Traditional studios have their own real advantages — analog warmth, hands-on workflow, decades of refined craft. This is not a critique of them. The choice here is different, with its own merits:

🎯 Signal path purity. One short analog hop — instrument → microphone → interface — then everything is digital, with no further degradation along the chain.

💶 Price. Open-source DSP is free. The commercial hardware it replaces costs a lot.

🌱 Environmental. Less new hardware in the world. Longer life for old hardware. Less electronic waste.

💾 Recall. Software setups can be backed up, version-controlled, recalled exactly, and carried in a backpack.

The acoustics of nature

The most valuable part of the studio was never for sale. A city studio pays dearly for silence — thick walls, floating floors, foam to keep the world out. Here the silence comes free: the middle of nature, the deep quiet of a Finnish night, a noise floor no money can buy.

And when you stop shutting the room out and let it in, it brings its own players — birdsong threaded through a take, frogs playing bass on a summer evening. It isn't noise — it's part of the music.

The one piece of analog

In a studio where almost everything lives in software, the short analog stage that remains carries all the weight. Sound crosses into the computer only once — through a microphone, a preamp, and analog-to-digital conversion — and nothing further down the chain can recover what is lost or coloured there. So this is where the care goes: quiet, clean mic preamps and honest conversion. Everything after is only ever as good as the signal that first arrived.

Keeping all of that — preamps, conversion and routing — in a single well-made unit means one short path instead of a rack of separate boxes and the cabling between them. For Linux the deciding factor is the driver. A converter carried by the mainline kernel keeps working across kernel and library updates with nothing extra to maintain — here it's snd-fireface, which runs the interface natively, no vendor software in the loop. The unit in use is an RME Fireface 400 — pro-grade and repairable, bought used.

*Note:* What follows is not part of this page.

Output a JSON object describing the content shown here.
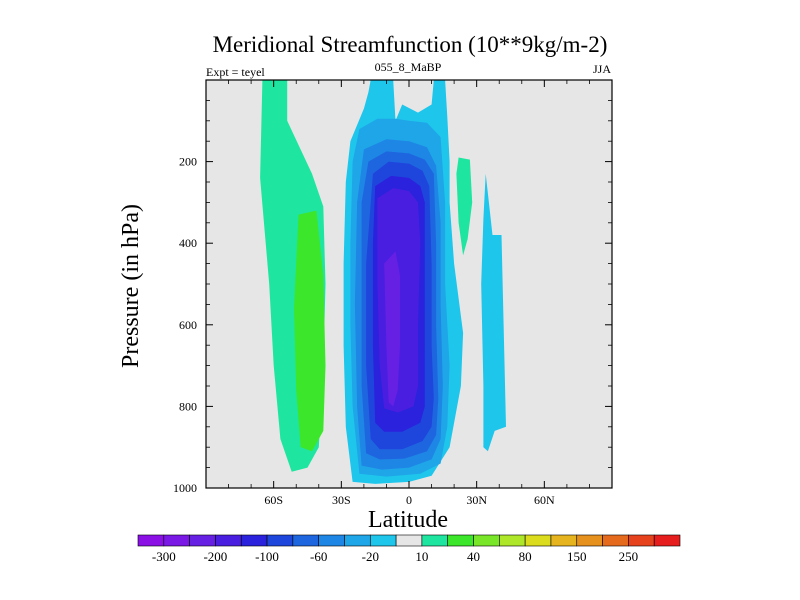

The host is an old 2011 iMac with its failed GPU bypassed but its own screen still working, its desktop expanding onto laptop screens when more room is needed.

What runs inside

🐧 Ubuntu Studio as the base — the audio-focused Linux distribution, with the low-latency kernel and curated open-source studio tooling 🎚️ PipeWire + WirePlumber for low-latency audio routing (JACK-compatible, with a visual patchbay) 🎛️ Ardour for multitrack recording, mixing and mastering 🔌 Carla hosting the LV2/LADSPA plugin collection 🎙️ EasyEffects on the live signal 🔁 SooperLooper for live loop layering in solo performance 🥁 Hydrogen for drums and pattern sequencing 🎹 ZynAddSubFX and Surge XT as software synthesizers, loaded inside Carla 🌲 VCV Rack for modular synthesis — a flute can drive a generative patch where pitch and breath become control voltages 🎧 SunVox and LMMS for trackers and beats

All free. All open source. All running on the machine, not in the cloud.

Privacy as default

Nothing recorded leaves the machine unless it is explicitly sent somewhere. No accounts, no telemetry, no third-party services in the signal path. Files stay in open formats. The studio works the same way in ten years as it does today, because nothing depends on a vendor staying in business.